I spent so many years being sick. Years I had no idea I was sick. Years that were good and beautiful and full of life and happiness. But sick all the same.
I would like to reiterate that it was not a magic pill.
It was the agonizing opposite of that.
It was a full evaluation of my body, everything from hormones to diet to stress. And in fully evaluating my entire body, it delved into my emotions and personal trouble spots. It was deeply unsettling; unsettling to be told that you have perhaps had a strong hand in your current problems, that fixing them may take a lifetime of tough decisions. It was painful to admit to myself that I have stress issues. (Ha! Everyone else is probably thinking "obviously." But we all have our blind spots.) I have always told myself that stressed people were the ones that just couldn't handle their lives, and I handle mine so it couldn't be my problem. I needed to admit that my life involves incredible amounts of stress, and that attempting to absorb all of it inside myself without asking for help is physically harmful. I have had honest conversation with a friend that allowed me to say, "Even the things I love most in my life cause me stress." I have had to take an honest evaluation of what things are legitimate priorities so that I could begin the necessary pruning. I had to embrace humility and be "that" person turning down food and asking for special menu items, when everything in me despises requiring extra effort.
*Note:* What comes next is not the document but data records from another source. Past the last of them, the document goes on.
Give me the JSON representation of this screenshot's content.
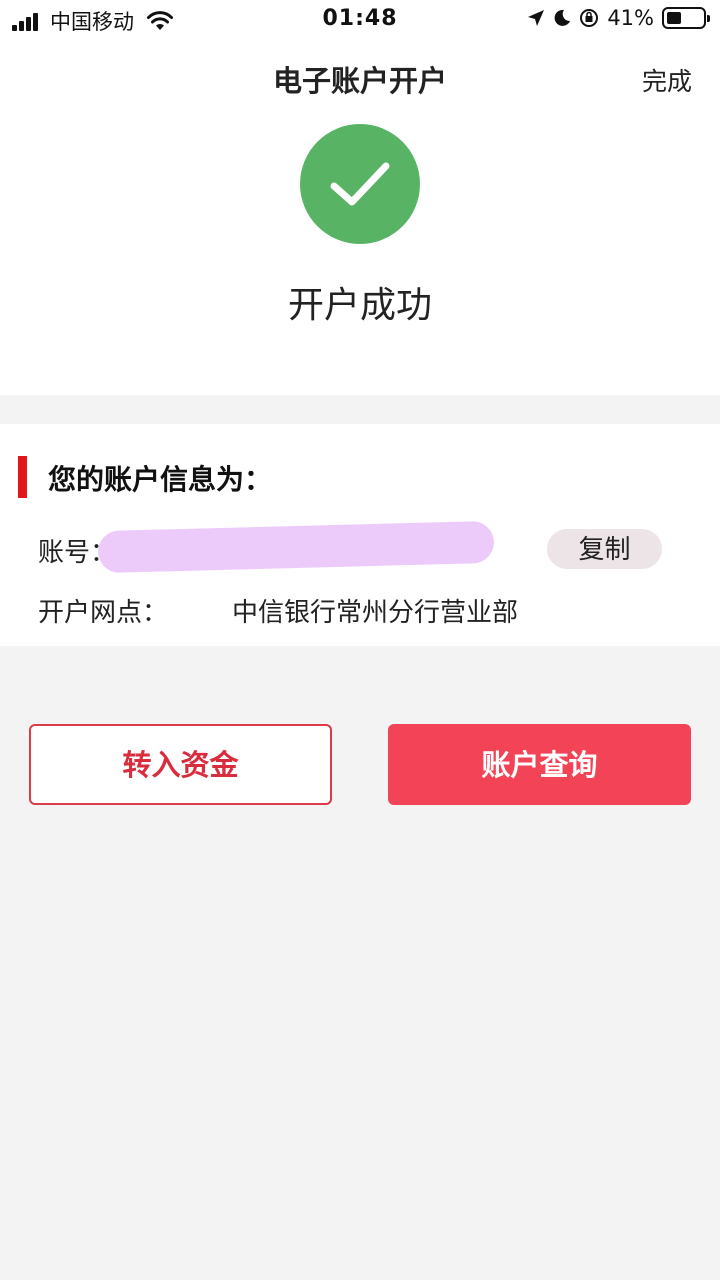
{
  "status_bar": {
    "carrier": "中国移动",
    "time": "01:48",
    "battery": "41%"
  },
  "nav": {
    "title": "电子账户开户",
    "done_label": "完成"
  },
  "success": {
    "message": "开户成功",
    "icon": "check-circle-icon",
    "color": "#58b464"
  },
  "account_info": {
    "heading": "您的账户信息为：",
    "account_label": "账号：",
    "copy_label": "复制",
    "branch_label": "开户网点：",
    "branch_value": "中信银行常州分行营业部"
  },
  "actions": {
    "transfer_in_label": "转入资金",
    "account_query_label": "账户查询"
  },
  "colors": {
    "accent": "#f24456",
    "redact": "#eccbfb"
  }
}
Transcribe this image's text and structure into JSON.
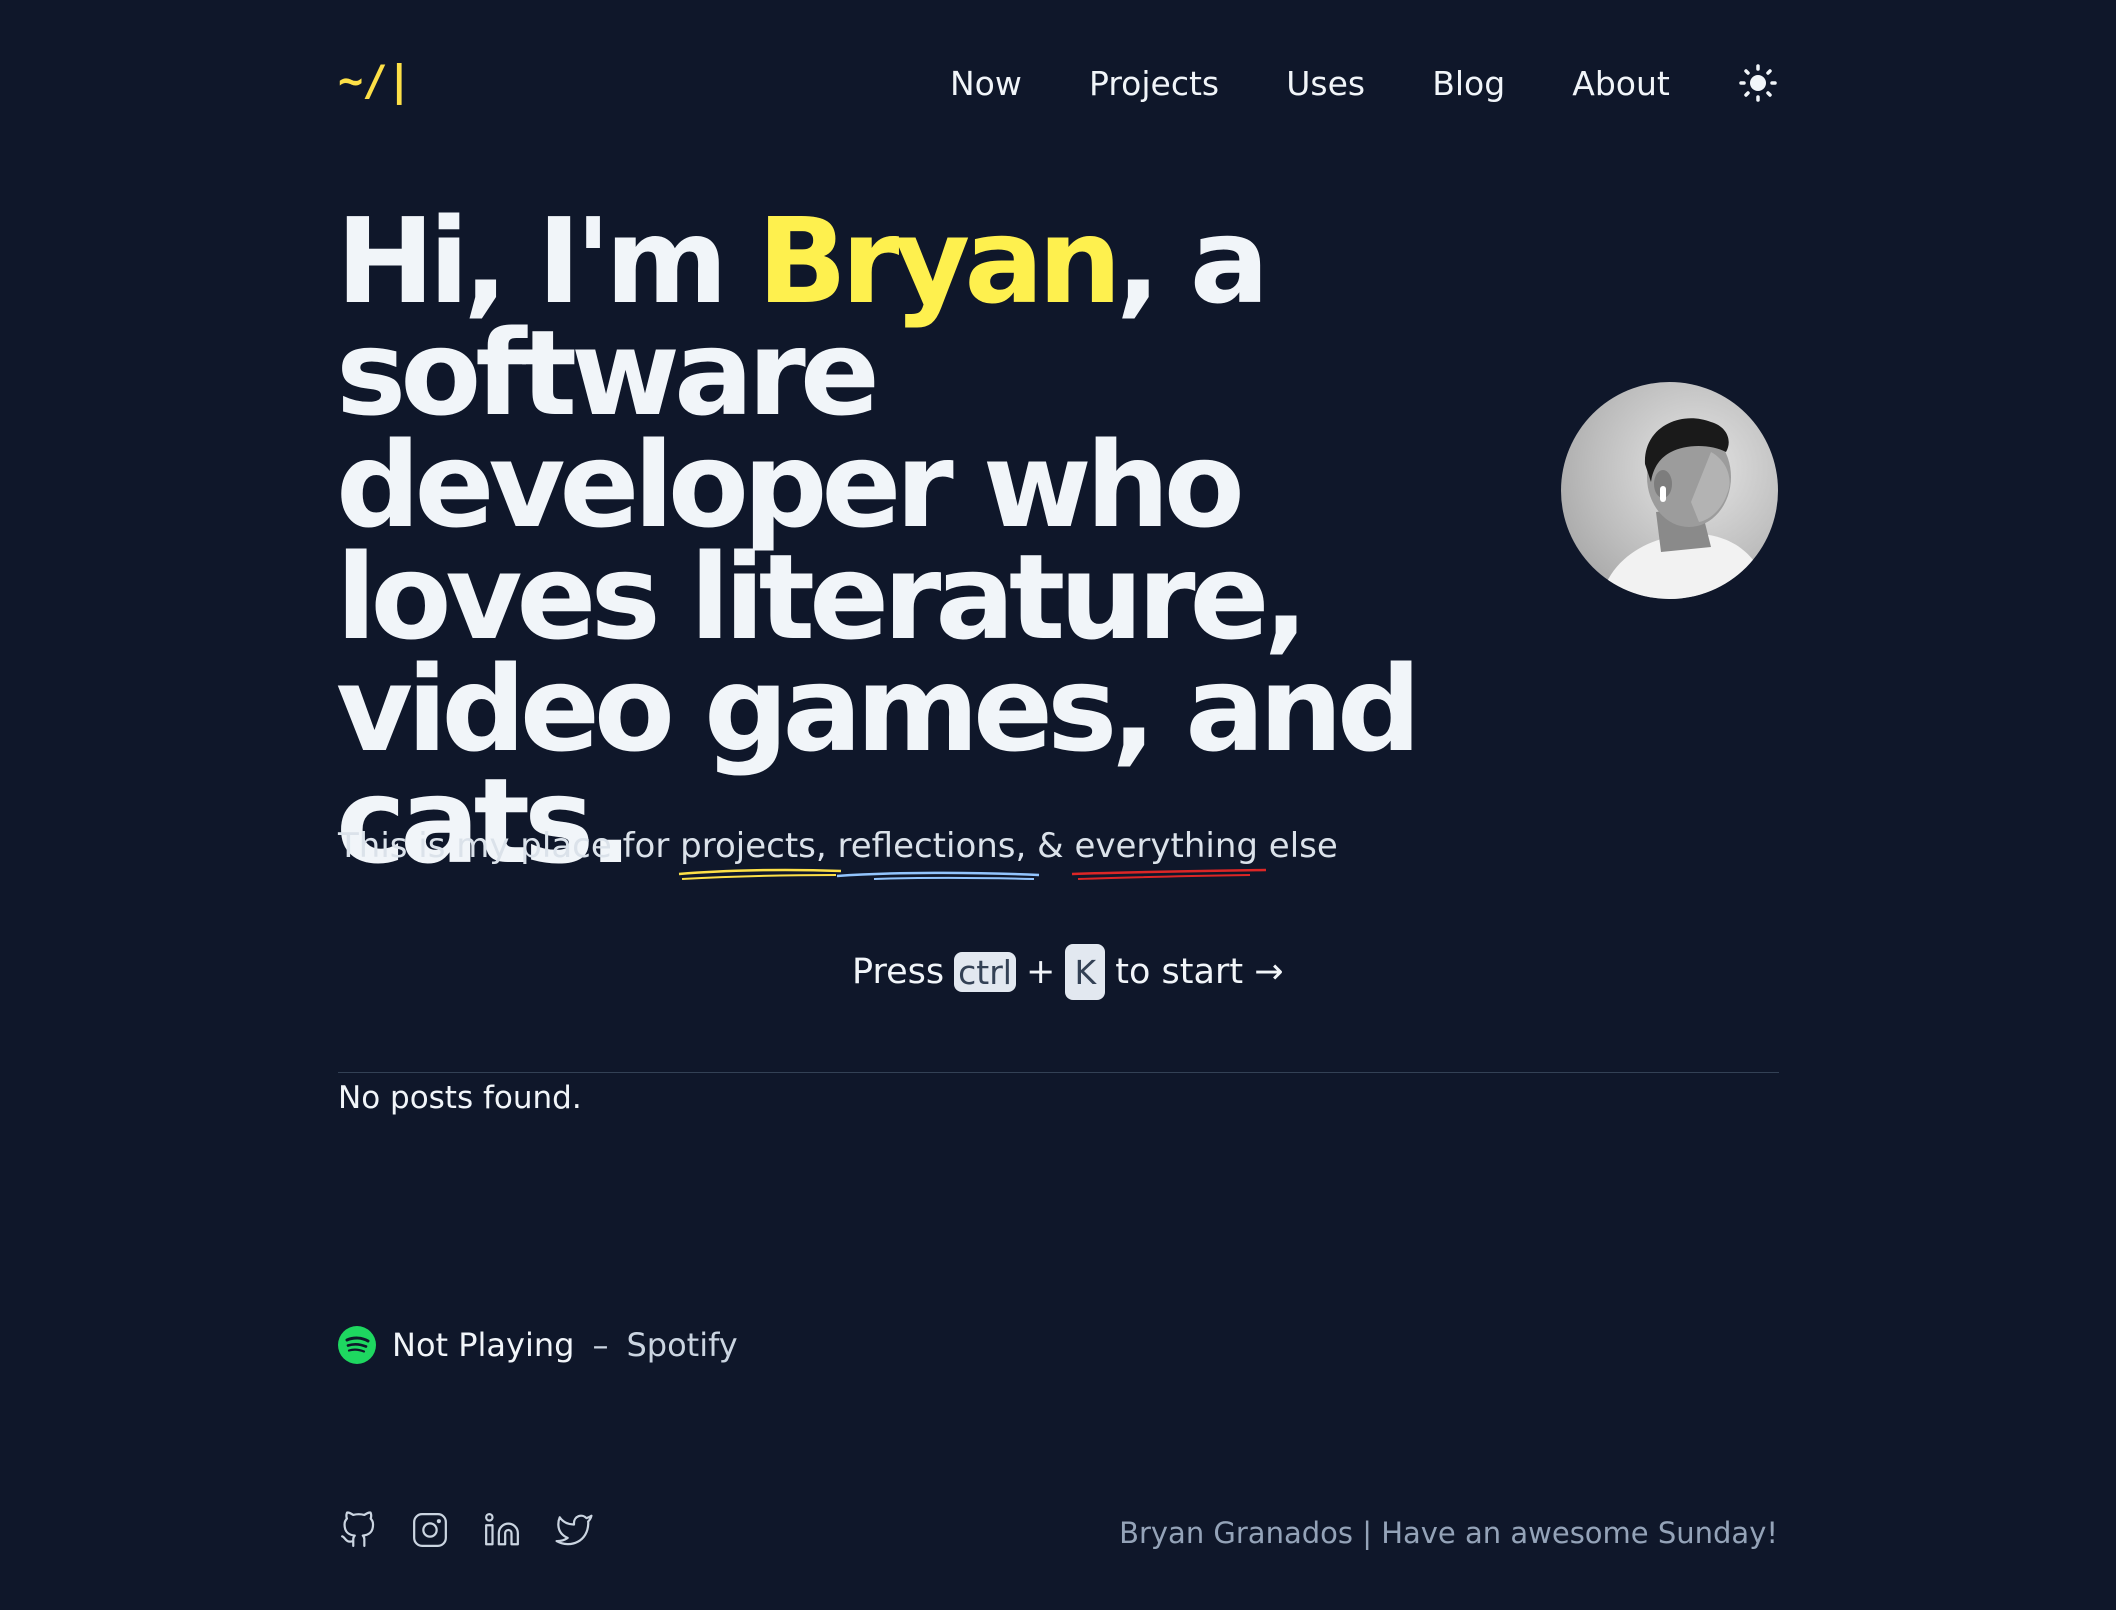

I have had to grapple with the reality that my body will probably never "get over" this issue, because pain is your friend telling you that you've pushed yourself too far. Most of all, it is still daunting to look ahead into years and years of taking better care of myself.
This is not 30 days.
This is not even a year-long journey that I have now completed.
Quite the contrary, this year has simply opened my eyes to my own body and how best to care for it, even when that care is "unfair" compared to what others can get away with.
But I am grateful. I would much rather have a name for the pain. "Spastic ileocecal valve" is much better than mystery pain. I would much rather make the tough decisions now and have the privilege of better years ahead of me. "I can say no to the foods that treat me poorly" is much better than permanently feeling edgy and tense.
I didn't get a quick fix for a problem.
I received tools for a life long commitment, and enough results to make that seem attainable and worthwhile.
I don't have a new number on the scale.
But I feel so good in my own skin.
I share this because I want others who may be struggling to know that I found answers, because heaven knows I was desperately searching for even one other person when my pain seemed phantom and inexplicable. I understand that natural medicine is not the cure-all for every scenario. But if this resonates with you, I'd love to share my story in specific detail. Or maybe you'll find yourself in a similar situation many years from now, wondering why you just can't seem to bounce back anymore, and my story can give you a shred of hope. It doesn't have to stay this way. And if your body is telling you it's suffering, then it probably is. You're not crazy for thinking that.
I still have bad days. And on those days I question whether sharing any part of my story is valuable or even true. But this is not about "It all used to be bad, and now it is all better"; this is about putting down a sign on the road - a sign that marks, "Here. Here is where there was a fork, a downhill stretch where I didn't constantly ache and the journey was easier, a turning point." It's not about solving the journey entirely, it's having mile markers so that when the tough days happen again, I cannot fool myself into thinking it's never been any other way. This year has been GOOD. Replenishing. Rebuilding. And, most of all, hopeful.
I can't explain to you how beautiful that word is.